Инга вгляделась в экран. В самом деле, эту акцию организаторы как-то не продумали. Что это за дурацкий плакат такой, с огромными буквами: «Дают – бери! Чем ты хуже других?» Под ним жалась к стене бледная девушка. Надо же, это ведь ее видела вчера Инга возле входа! Странная девица, стоит под плакатом и смотрит и не ломится в толпу.

– Директор «Дворца связи» так же, как и руководство «Афросети», отрицает свою причастность к этой беспрецедентной акции. Продавцы, двое из которых до сих пор находятся в больнице, рассказывают, что к ним подошла девушка с рекламным буклетом, и тогда они вспомнили, что должны были в тот день устроить рекламную акцию.

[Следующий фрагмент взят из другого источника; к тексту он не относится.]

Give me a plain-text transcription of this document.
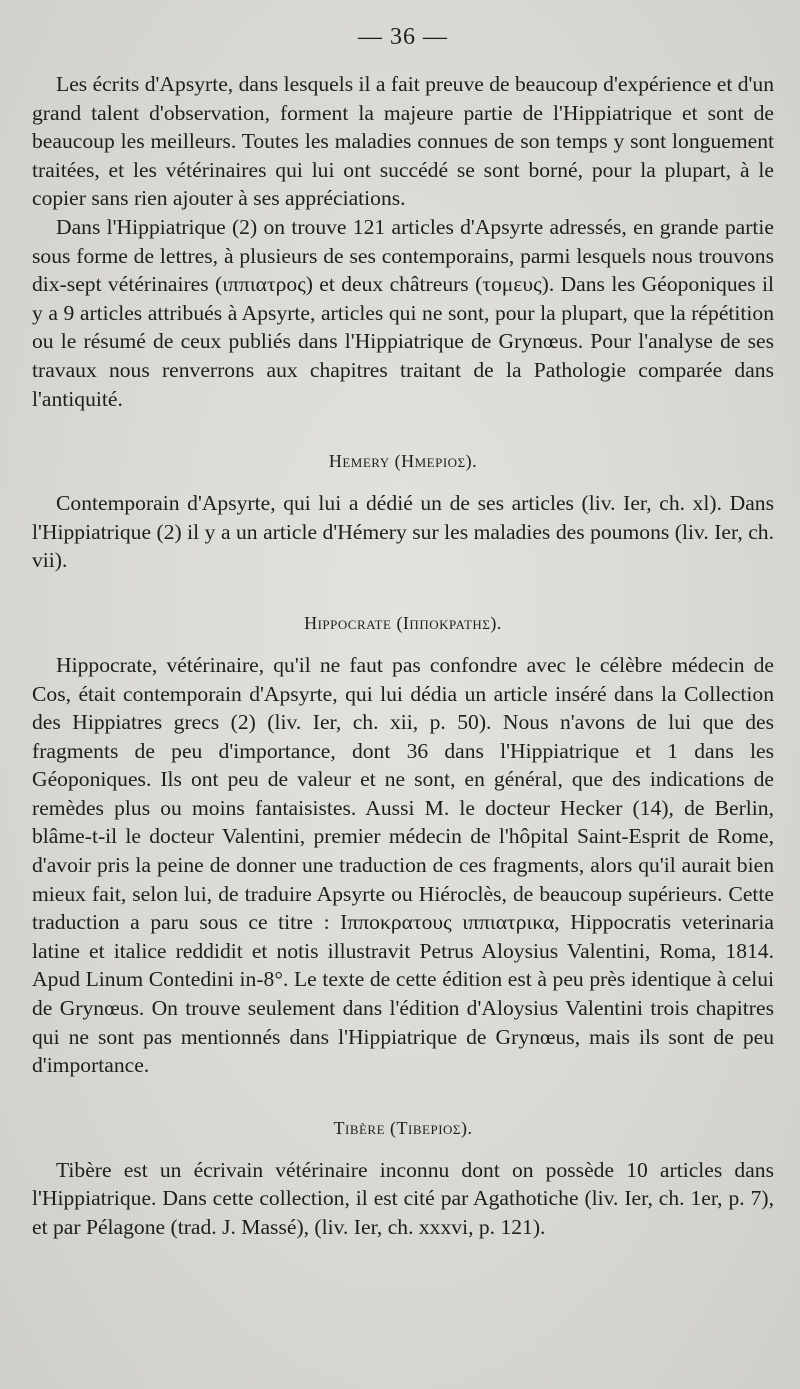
— 36 —

Les écrits d'Apsyrte, dans lesquels il a fait preuve de beaucoup d'expérience et d'un grand talent d'observation, forment la majeure partie de l'Hippiatrique et sont de beaucoup les meilleurs. Toutes les maladies connues de son temps y sont longuement traitées, et les vétérinaires qui lui ont succédé se sont borné, pour la plupart, à le copier sans rien ajouter à ses appréciations.

Dans l'Hippiatrique (2) on trouve 121 articles d'Apsyrte adressés, en grande partie sous forme de lettres, à plusieurs de ses contemporains, parmi lesquels nous trouvons dix-sept vétérinaires (ιππιατρος) et deux châtreurs (τομευς). Dans les Géoponiques il y a 9 articles attribués à Apsyrte, articles qui ne sont, pour la plupart, que la répétition ou le résumé de ceux publiés dans l'Hippiatrique de Grynœus. Pour l'analyse de ses travaux nous renverrons aux chapitres traitant de la Pathologie comparée dans l'antiquité.

Hemery (Ημεριος).

Contemporain d'Apsyrte, qui lui a dédié un de ses articles (liv. Ier, ch. xl). Dans l'Hippiatrique (2) il y a un article d'Hémery sur les maladies des poumons (liv. Ier, ch. vii).

Hippocrate (Ιπποκρατης).

Hippocrate, vétérinaire, qu'il ne faut pas confondre avec le célèbre médecin de Cos, était contemporain d'Apsyrte, qui lui dédia un article inséré dans la Collection des Hippiatres grecs (2) (liv. Ier, ch. xii, p. 50). Nous n'avons de lui que des fragments de peu d'importance, dont 36 dans l'Hippiatrique et 1 dans les Géoponiques. Ils ont peu de valeur et ne sont, en général, que des indications de remèdes plus ou moins fantaisistes. Aussi M. le docteur Hecker (14), de Berlin, blâme-t-il le docteur Valentini, premier médecin de l'hôpital Saint-Esprit de Rome, d'avoir pris la peine de donner une traduction de ces fragments, alors qu'il aurait bien mieux fait, selon lui, de traduire Apsyrte ou Hiéroclès, de beaucoup supérieurs. Cette traduction a paru sous ce titre : Ιπποκρατους ιππιατρικα, Hippocratis veterinaria latine et italice reddidit et notis illustravit Petrus Aloysius Valentini, Roma, 1814. Apud Linum Contedini in-8°. Le texte de cette édition est à peu près identique à celui de Grynœus. On trouve seulement dans l'édition d'Aloysius Valentini trois chapitres qui ne sont pas mentionnés dans l'Hippiatrique de Grynœus, mais ils sont de peu d'importance.

Tibère (Τιβεριος).

Tibère est un écrivain vétérinaire inconnu dont on possède 10 articles dans l'Hippiatrique. Dans cette collection, il est cité par Agathotiche (liv. Ier, ch. 1er, p. 7), et par Pélagone (trad. J. Massé), (liv. Ier, ch. xxxvi, p. 121).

У Инги екнуло сердце. А что, если эта девица… интересно, можно сделать открытку с фальшивыми воспоминаниями? Но зачем? Хотя мало ли, может, конкуренты заказали. Нет, так Инга окончательно сойдет с ума, везде будут мерещиться тайные козни скрапбукеров. Интересно, листовки для голосования им никто не заказывает? Если бы «живые» открытки можно было тиражировать типографским способом, этот мир точно сошел бы с ума.

Кстати! Страницы в альбоме родителей и открытка с Розой, они все хранили воспоминания. Может быть, это имел в виду дядя Саша, когда говорил о «живых» открытках? Значит, ей нужно сохранить что-то памятное, что происходит сейчас… ну вот хотя бы с попугаем дома поговорить! Найти где-нибудь картинку с попугаем или хотя бы сфотографировать Павлика да распечатать.

К обеду Инга вернулась домой. Снова вытряхнула все скрапбукерское барахло из пакета на стол. Посмотрела на часы и покачала головой: ни черта она не успеет. Достала купленные открытки. Вот с этой зеленой можно аккуратно отодрать корзинку с цветами и приклеить фотографию попугая. Она достала фотоаппарат и приоткрыла дверцу:

– Павлик, хочешь полетать?

– Пррелесть, – откликнулся тот, выпорхнул из клетки и приземлился на спинку дивана. – Павлик – прелесть!

Инга щелкнула его несколько раз, пересадила на палец и запустила обратно в клетку.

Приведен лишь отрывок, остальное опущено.